The pharmaceutical company, which InvestingPro analysis rates as having "FAIR" financial health with a score of 1.93, plans to request a hearing with a Nasdaq Hearings Panel and will present its strategy to address the compliance issues. This strategy includes a planned merger with Decoy Therapeutics Inc., which the company hopes will help it meet the Nasdaq’s requirements. Nevertheless, there is no assurance that the Hearings Panel will rule in favor of Salarius or that its securities will remain listed. Investors seeking deeper insights into Salarius’s financial health metrics and 12 additional ProTips can access comprehensive analysis through InvestingPro’s advanced platform.
The information contained in this article is based on a press release statement from Salarius Pharmaceuticals, Inc. The company’s forward-looking statements regarding its plans to appeal the delisting and regain compliance with Nasdaq’s requirements are subject to various risks and uncertainties, and there can be no certainty of a favorable outcome. Salarius Pharmaceuticals has expressed that it does not intend to update any forward-looking statements to reflect new information or subsequent events or circumstances, except as required by law.

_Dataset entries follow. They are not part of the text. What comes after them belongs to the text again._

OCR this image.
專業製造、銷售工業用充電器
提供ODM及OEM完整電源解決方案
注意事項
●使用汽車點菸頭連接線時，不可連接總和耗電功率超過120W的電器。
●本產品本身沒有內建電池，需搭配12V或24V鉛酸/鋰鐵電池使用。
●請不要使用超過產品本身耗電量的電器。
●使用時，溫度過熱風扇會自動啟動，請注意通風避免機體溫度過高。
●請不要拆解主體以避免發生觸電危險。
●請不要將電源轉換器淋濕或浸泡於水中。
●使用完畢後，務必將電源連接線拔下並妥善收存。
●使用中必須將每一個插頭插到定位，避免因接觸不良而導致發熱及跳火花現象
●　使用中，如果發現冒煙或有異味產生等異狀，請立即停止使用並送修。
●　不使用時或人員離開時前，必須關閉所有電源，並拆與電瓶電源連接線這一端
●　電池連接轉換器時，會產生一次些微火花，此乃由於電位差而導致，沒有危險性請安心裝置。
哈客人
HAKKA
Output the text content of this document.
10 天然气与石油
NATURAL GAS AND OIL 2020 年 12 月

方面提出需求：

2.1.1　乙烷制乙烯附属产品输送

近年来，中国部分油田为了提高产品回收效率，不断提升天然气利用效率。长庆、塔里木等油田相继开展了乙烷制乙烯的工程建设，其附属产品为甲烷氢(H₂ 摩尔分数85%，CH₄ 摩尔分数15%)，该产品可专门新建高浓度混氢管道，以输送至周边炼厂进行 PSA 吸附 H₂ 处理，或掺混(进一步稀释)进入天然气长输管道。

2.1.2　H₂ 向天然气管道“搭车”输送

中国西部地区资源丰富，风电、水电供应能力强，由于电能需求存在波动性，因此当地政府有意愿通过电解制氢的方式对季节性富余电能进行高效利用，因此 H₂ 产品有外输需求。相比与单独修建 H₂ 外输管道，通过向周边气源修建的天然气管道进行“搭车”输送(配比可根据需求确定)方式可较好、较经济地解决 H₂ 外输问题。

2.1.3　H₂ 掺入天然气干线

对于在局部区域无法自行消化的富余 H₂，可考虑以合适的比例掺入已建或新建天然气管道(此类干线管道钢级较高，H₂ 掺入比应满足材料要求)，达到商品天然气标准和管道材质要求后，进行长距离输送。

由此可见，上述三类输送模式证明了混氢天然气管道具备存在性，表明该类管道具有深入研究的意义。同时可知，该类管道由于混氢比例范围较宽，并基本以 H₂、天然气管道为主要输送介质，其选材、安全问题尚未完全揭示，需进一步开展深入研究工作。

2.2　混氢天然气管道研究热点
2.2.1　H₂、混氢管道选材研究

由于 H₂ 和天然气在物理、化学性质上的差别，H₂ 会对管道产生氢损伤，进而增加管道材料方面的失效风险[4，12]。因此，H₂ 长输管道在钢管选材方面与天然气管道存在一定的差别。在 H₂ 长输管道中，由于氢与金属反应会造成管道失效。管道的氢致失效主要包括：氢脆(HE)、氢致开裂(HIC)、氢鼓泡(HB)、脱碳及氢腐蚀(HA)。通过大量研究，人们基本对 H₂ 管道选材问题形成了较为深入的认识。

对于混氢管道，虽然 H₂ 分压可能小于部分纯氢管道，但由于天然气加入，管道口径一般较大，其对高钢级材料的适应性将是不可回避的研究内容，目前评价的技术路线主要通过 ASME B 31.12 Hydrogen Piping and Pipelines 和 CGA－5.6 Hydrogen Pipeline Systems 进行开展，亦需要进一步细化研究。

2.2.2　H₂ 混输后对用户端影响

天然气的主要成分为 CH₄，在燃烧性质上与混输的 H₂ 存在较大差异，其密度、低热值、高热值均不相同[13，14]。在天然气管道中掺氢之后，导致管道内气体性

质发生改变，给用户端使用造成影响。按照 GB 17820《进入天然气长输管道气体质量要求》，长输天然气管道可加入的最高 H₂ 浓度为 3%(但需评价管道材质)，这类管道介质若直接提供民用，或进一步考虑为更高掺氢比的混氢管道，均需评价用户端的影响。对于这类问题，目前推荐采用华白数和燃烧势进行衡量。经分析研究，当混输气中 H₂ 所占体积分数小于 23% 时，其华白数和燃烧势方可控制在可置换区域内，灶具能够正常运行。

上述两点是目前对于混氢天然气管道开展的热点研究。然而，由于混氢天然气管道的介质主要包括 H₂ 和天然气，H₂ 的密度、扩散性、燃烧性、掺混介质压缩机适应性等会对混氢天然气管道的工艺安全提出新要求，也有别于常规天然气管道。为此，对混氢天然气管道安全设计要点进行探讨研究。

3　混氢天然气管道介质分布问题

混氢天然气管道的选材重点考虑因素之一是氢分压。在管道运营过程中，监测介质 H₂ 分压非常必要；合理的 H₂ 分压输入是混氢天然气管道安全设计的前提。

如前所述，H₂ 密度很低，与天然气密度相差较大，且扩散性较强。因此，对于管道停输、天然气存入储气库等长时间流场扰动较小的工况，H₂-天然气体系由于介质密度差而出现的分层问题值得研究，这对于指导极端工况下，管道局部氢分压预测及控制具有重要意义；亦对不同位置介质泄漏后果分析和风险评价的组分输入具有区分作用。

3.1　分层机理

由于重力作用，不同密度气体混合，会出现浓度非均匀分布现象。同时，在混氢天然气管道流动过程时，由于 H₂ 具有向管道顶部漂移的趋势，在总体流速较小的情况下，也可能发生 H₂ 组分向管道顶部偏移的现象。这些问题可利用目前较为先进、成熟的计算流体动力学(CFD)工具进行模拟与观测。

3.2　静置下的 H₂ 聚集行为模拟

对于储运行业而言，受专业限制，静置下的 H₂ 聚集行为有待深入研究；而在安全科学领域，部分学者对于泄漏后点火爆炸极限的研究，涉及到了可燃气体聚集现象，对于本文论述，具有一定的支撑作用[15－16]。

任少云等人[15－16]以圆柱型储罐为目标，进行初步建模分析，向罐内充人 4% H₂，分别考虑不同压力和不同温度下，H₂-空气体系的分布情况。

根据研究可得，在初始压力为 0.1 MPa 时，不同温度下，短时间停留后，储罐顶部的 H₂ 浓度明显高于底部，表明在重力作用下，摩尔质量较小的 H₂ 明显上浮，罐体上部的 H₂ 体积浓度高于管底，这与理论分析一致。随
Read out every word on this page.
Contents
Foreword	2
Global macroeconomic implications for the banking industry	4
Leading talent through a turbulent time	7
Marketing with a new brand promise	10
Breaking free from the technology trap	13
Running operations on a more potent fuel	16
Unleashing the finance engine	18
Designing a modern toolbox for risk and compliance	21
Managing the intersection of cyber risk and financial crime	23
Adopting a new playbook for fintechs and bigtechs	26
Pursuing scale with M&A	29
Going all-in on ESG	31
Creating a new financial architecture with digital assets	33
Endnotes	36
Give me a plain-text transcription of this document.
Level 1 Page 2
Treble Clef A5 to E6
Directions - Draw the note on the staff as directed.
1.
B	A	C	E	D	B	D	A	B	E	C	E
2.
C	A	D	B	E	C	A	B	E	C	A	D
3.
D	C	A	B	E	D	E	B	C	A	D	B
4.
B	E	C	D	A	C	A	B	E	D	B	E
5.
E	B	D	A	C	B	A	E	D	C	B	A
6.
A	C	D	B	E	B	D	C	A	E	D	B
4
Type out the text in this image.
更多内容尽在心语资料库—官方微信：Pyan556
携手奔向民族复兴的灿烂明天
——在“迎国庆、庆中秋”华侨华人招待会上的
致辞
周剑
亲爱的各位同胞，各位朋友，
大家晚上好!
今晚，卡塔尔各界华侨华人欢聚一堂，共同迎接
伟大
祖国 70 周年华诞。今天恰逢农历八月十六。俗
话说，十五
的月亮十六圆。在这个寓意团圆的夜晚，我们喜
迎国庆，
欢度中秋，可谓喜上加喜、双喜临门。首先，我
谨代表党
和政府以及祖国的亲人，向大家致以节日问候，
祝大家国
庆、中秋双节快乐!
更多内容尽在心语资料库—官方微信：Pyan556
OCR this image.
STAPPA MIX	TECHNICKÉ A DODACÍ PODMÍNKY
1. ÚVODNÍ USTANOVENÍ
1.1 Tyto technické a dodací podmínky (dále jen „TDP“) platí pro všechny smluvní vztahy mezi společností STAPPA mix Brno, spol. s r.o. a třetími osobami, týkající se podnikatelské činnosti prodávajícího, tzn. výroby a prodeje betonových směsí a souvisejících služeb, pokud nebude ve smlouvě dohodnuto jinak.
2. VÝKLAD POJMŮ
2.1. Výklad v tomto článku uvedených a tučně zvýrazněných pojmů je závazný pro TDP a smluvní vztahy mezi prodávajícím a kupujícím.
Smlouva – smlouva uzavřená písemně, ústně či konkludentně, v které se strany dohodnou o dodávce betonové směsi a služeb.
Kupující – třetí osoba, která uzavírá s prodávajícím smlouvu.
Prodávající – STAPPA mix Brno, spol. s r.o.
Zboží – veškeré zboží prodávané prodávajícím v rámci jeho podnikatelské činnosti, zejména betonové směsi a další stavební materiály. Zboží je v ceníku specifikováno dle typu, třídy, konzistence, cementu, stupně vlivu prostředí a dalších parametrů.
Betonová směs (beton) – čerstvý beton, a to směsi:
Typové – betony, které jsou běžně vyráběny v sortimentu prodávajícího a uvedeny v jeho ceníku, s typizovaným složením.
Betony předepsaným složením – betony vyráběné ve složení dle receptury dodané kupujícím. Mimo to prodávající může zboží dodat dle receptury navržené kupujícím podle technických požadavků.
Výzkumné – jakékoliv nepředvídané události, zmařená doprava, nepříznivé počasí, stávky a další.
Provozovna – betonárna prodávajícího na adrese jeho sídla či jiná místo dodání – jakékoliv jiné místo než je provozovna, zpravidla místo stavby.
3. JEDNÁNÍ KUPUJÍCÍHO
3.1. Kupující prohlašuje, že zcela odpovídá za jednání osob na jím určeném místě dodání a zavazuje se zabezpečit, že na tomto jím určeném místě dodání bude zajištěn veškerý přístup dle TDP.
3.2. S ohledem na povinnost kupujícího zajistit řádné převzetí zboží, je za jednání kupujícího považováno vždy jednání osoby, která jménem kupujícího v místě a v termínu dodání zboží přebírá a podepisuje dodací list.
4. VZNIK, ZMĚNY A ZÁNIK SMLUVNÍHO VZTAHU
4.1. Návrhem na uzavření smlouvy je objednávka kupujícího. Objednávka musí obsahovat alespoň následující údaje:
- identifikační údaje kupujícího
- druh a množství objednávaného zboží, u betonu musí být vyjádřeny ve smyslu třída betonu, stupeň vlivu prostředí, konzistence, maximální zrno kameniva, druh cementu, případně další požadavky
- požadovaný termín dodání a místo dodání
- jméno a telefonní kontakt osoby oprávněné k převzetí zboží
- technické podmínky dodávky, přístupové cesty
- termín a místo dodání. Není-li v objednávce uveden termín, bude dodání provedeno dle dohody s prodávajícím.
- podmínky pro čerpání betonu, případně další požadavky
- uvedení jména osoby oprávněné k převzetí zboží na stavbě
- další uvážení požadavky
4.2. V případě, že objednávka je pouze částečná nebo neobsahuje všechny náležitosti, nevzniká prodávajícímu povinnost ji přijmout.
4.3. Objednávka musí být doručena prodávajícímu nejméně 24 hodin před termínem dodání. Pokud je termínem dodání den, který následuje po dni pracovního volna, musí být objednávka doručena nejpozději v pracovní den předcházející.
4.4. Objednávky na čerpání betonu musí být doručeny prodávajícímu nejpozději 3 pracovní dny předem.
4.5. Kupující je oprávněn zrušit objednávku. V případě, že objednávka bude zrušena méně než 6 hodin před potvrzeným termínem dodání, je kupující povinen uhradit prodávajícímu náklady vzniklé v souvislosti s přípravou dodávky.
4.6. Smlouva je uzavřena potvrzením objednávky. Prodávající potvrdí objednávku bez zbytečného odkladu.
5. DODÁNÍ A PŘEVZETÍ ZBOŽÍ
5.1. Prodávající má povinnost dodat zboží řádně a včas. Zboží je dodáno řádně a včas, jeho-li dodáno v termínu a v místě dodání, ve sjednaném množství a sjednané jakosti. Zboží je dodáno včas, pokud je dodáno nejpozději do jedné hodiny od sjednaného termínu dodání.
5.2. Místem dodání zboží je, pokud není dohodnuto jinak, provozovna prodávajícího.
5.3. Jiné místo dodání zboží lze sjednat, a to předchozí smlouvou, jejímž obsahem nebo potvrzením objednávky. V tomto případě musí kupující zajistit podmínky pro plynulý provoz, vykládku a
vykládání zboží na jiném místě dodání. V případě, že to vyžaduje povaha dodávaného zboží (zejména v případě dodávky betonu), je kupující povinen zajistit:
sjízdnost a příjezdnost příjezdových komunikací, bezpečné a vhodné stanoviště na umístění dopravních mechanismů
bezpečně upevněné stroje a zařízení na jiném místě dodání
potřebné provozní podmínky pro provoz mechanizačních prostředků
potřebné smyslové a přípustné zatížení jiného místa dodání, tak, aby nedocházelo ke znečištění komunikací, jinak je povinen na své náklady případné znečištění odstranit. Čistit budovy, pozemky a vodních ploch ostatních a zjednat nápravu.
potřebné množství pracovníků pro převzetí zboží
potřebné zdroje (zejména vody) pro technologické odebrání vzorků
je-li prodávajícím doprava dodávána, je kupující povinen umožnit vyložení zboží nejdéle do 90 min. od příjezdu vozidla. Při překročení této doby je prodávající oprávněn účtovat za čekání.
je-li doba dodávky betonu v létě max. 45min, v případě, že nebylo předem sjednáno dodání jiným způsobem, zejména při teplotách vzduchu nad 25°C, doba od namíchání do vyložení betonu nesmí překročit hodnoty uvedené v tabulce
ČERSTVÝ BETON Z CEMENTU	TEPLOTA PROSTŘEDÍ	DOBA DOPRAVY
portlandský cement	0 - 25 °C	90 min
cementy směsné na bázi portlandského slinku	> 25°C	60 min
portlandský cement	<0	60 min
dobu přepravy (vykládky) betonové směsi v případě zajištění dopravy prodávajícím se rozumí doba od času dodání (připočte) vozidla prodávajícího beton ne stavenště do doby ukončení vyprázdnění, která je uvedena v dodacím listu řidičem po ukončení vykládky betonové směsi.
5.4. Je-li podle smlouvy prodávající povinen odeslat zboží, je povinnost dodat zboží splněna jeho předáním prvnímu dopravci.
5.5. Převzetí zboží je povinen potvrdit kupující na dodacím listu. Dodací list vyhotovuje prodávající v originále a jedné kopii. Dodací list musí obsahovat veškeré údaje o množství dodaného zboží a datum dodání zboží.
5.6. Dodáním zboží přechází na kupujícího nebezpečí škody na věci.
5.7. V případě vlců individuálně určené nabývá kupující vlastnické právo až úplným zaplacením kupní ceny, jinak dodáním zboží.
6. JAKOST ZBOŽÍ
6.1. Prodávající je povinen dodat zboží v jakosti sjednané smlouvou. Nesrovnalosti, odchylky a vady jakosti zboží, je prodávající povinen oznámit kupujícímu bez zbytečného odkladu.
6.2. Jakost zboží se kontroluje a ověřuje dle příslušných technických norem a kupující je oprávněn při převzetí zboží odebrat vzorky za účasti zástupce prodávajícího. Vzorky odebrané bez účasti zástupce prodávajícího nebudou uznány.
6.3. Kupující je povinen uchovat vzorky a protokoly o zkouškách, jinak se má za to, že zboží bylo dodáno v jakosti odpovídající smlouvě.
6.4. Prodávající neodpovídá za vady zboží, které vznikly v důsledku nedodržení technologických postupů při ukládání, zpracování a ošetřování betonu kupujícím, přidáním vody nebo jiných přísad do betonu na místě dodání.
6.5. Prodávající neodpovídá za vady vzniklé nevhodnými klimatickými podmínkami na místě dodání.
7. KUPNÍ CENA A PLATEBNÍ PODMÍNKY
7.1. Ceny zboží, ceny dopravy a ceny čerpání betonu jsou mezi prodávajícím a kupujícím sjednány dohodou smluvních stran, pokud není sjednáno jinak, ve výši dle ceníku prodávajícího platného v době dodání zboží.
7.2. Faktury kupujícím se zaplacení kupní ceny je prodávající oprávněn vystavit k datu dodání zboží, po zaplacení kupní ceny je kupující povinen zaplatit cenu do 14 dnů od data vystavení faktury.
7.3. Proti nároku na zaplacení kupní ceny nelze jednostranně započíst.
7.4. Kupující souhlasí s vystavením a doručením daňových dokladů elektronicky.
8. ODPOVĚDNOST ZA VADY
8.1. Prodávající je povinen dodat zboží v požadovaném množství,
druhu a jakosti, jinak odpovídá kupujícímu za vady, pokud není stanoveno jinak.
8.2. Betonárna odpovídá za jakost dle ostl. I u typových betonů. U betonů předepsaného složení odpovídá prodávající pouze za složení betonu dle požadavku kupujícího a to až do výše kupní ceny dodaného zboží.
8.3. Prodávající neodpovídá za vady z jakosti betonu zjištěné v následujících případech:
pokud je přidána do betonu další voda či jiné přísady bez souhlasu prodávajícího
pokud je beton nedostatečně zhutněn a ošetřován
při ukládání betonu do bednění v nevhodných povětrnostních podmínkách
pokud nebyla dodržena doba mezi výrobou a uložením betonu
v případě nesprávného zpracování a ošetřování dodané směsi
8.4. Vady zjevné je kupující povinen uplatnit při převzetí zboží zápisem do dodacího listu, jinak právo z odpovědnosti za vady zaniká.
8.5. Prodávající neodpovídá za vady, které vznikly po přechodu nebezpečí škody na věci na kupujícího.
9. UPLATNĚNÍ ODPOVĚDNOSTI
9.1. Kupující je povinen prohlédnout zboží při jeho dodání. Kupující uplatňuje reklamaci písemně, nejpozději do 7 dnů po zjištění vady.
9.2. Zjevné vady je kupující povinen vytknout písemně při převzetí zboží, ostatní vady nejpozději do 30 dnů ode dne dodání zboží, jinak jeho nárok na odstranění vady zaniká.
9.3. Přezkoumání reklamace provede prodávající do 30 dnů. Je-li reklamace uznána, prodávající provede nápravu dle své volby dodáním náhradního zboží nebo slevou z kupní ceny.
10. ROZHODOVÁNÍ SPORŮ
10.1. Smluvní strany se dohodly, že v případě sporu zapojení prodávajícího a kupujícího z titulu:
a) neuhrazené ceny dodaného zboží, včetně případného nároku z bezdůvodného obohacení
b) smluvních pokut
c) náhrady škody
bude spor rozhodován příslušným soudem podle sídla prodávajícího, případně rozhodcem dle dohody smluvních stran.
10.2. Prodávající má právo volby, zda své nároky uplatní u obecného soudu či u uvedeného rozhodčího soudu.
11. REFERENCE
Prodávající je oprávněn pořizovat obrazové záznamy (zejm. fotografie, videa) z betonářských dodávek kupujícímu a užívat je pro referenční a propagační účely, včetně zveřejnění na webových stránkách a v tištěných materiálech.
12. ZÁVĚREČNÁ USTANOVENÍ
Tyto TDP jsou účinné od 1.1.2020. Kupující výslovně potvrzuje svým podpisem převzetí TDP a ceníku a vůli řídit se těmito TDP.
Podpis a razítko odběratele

In other recent news, Salarius Pharmaceuticals, Inc. has amended its merger agreement with Decoy Therapeutics, Inc., establishing fixed ownership percentages for post-merger operations. Under the revised terms, Salarius stockholders will own 14.1%, while Decoy stockholders will hold 85.9% of the new entity. Concurrently, Salarius faces a compliance issue with Nasdaq, as it received a notice for not meeting the minimum stockholders’ equity requirement. The company plans to submit a compliance plan by May 12, 2025, to address this issue. Additionally, Salarius has initiated a registered offering of common stock shares valued at up to $417,000, as part of its financial strategy to raise capital. The offering is conducted under an existing agreement with Ladenburg Thalmann & Co. Inc. Furthermore, Salarius has resumed patient enrollment in a Phase 1/2 clinical trial for seclidemstat, a treatment for myelodysplastic syndrome and chronic myelomonocytic leukemia, after addressing FDA concerns. The trial is showing promising interim results, with a 43% overall response rate among patients. These developments highlight Salarius Pharmaceuticals’ ongoing efforts to navigate financial and clinical challenges while pursuing strategic growth opportunities.